While responding to queries raised by the committee for him to give details on the military hardware purchases by the military, the COAS bluntly told the House Ad hoc Committee to invite the persons who made the purchases, explaining that all the purchases under scrutiny were done by individuals.
Though Attahiru did not mention names, but a list of his predecessors include the likes of Lt-Gen Azubuike Ihejirika (rtd) who was the COAS between September 2010 – January 2014; Lt-Gen Kenneth Minimah (rtd) who was the COAS between January 2014 – July 2015 and Lt-Gen Tukur Buratai (rtd), the longest serving COAS in recent history with over five years under his belt.
House insiders said the report presented to the Ad Hoc committee heavily pointed to Buratai era as the period many questionable hardware purchases were made. It was learnt that some top military officers were miffed at the way the purchases were made. This may explain the hardline toed by Army chief, Attahiru, that the committee rather than heckle him for what he did not know about and was never part of, should invite the individuals who made the purchases.

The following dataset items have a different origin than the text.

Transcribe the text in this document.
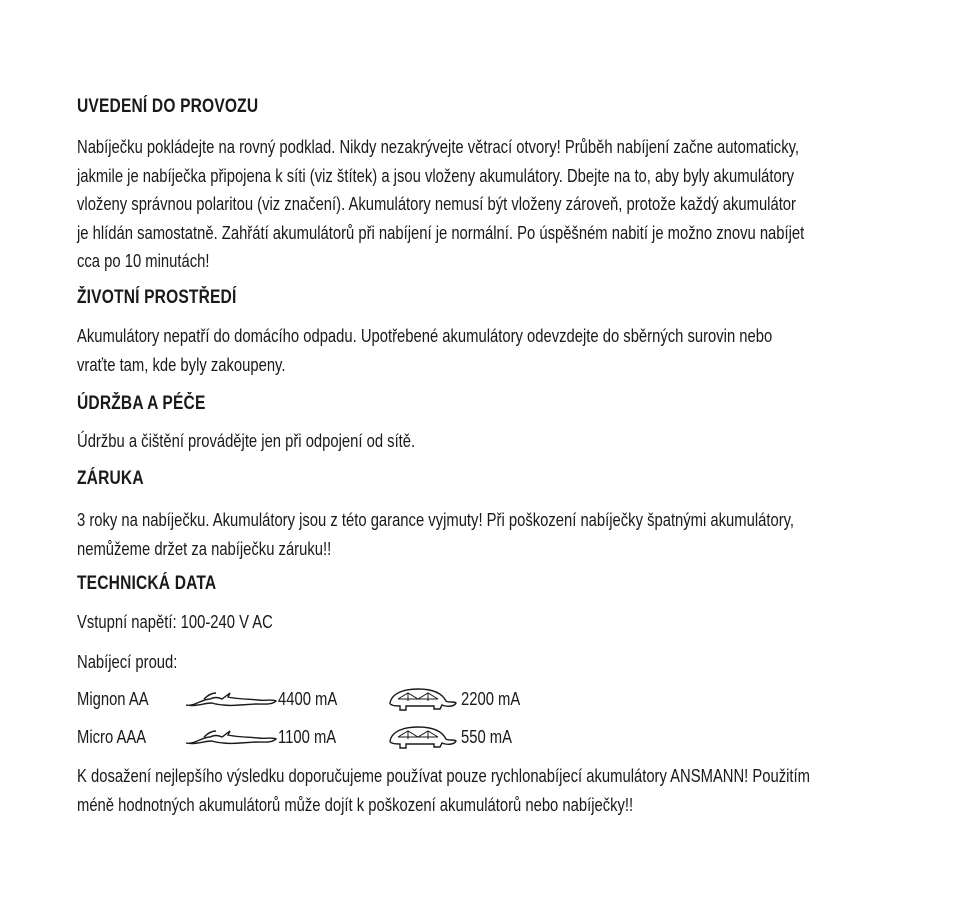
UVEDENÍ DO PROVOZU

Nabíječku pokládejte na rovný podklad. Nikdy nezakrývejte větrací otvory! Průběh nabíjení začne automaticky,
jakmile je nabíječka připojena k síti (viz štítek) a jsou vloženy akumulátory. Dbejte na to, aby byly akumulátory
vloženy správnou polaritou (viz značení). Akumulátory nemusí být vloženy zároveň, protože každý akumulátor
je hlídán samostatně. Zahřátí akumulátorů při nabíjení je normální. Po úspěšném nabití je možno znovu nabíjet
cca po 10 minutách!

ŽIVOTNÍ PROSTŘEDÍ

Akumulátory nepatří do domácího odpadu. Upotřebené akumulátory odevzdejte do sběrných surovin nebo
vraťte tam, kde byly zakoupeny.

ÚDRŽBA A PÉČE

Údržbu a čištění provádějte jen při odpojení od sítě.

ZÁRUKA

3 roky na nabíječku. Akumulátory jsou z této garance vyjmuty! Při poškození nabíječky špatnými akumulátory,
nemůžeme držet za nabíječku záruku!!

TECHNICKÁ DATA

Vstupní napětí: 100-240 V AC

Nabíjecí proud:

Mignon AA	4400 mA	2200 mA
Micro AAA	1100 mA	550 mA

K dosažení nejlepšího výsledku doporučujeme používat pouze rychlonabíjecí akumulátory ANSMANN! Použitím
méně hodnotných akumulátorů může dojít k poškození akumulátorů nebo nabíječky!!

When pressed by the committee to give further explanation to his report before them, Attahiru intoned: “The summation before you speaks to the report before you, it is an executive summary, it is self-explanatory…because when you demanded for this report you stated specifically the areas from which you wanted this report.
“You may wish to recall that the COAS (referring to himself) took over the mantle of leadership barely two months ago. The period from which you wanted this report, having been summarised in the Executive summary explains whatever details you will require. Issues of procurement that you so demand to know were done by specific individuals.
“I will rather you call these individuals to come and explain to you very specific issues. The general issue has been contained in the report and the summary and the other executive summary is so contained, it goes to speak about the entire report and it explains it.”